Most recently, on May 8, the FTC hosted a roundtable on the topic, gathering consumer advocates, government regulators, and industry representatives to explore how mobile cramming occurs and current and possible strategies to reduce the problem.  Among the points of disagreement that emerged between the panelists were the scope of mobile cramming and how to measure the problem, as well as the need for government-imposed regulation.  The lack of consensus on the former issue is particularly significant because how one thinks the problem is “solved” is determined largely by how one measures and views the scope of the problem. 

Various panelists representing consumers and government entities expressed concern about the scope of mobile cramming, including that individuals do not understand that they can be charged for third-party goods and services on their mobile telephone bills and that charges appear on bills without consumer authorization.  The Senior Vice President and General Counsel of CTIA, an organization that represents the wireless communications industry, countered the evidence that was cited, stating that he had not seen “a spike or a trend in complaints” to certain agencies which reflects that mobile cramming is a “growing problem,” even with the increased adoption of smartphones. 

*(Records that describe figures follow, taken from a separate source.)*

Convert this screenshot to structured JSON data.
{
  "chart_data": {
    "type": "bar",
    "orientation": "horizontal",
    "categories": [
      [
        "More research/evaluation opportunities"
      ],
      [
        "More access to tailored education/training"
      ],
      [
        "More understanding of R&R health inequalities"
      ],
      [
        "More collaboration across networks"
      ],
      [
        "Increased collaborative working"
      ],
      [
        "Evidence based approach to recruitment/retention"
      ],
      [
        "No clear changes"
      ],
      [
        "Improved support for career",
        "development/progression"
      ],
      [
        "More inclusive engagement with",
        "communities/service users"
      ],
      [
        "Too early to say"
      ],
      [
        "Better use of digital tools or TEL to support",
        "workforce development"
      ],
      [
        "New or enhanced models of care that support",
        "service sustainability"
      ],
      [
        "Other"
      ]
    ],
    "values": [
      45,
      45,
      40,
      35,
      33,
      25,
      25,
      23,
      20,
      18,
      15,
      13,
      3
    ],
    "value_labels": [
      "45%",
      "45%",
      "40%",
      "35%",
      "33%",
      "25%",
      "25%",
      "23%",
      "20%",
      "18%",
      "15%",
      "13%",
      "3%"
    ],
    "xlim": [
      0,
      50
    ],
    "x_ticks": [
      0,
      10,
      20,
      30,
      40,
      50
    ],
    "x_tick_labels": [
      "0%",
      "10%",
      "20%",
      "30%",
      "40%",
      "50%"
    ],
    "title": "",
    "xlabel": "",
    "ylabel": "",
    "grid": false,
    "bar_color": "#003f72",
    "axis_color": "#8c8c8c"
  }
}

An Assistant Attorney General at the Office of the Vermont Attorney General expressed concern about using complaints and refund rates to measure the scope of the problem.  The General Counsel of CTIA also expressed concern with the use of refund rates to reduce the problem, but for another reason: carriers may be very generous with providing refunds and extending refunds over a period of months, thereby increasing their refund rate.  Another panelist criticized the use of refund rates to reduce mobile cramming as premature.

Another interesting, yet expected, topic of disagreement was the need for government-mandated regulation.  The mobile business is fast-changing and continually evolving, counseling caution in imposing rigid rules that solve today’s problem but not future unforeseen problems.  The General Counsel of the Mobile Marketing Association and the General Counsel of CTIA generally expressed these concerns.  Other panelists, though, indicated that government-imposed rules are necessary and that self-regulation has proven insufficient.

While the panelists did not agree on every topic of discussion, one thing was clear.  As stated by the General Counsel of CTIA, “Nobody wants unhappy consumers, consumers who have been misled, [or consumers] who haven’t consented to the services that they receive and are charged for.”  Agreeing on that proposition is easy; figuring out the means and methods to achieve those things is hard.

The FTC concluded the workshop by announcing that they will write a report on the workshop (as they did for a recent workshop on mobile payments) and continue to monitor developments in the area and to bring enforcement along the lines of the case it recently filed against Wise Media, LLC.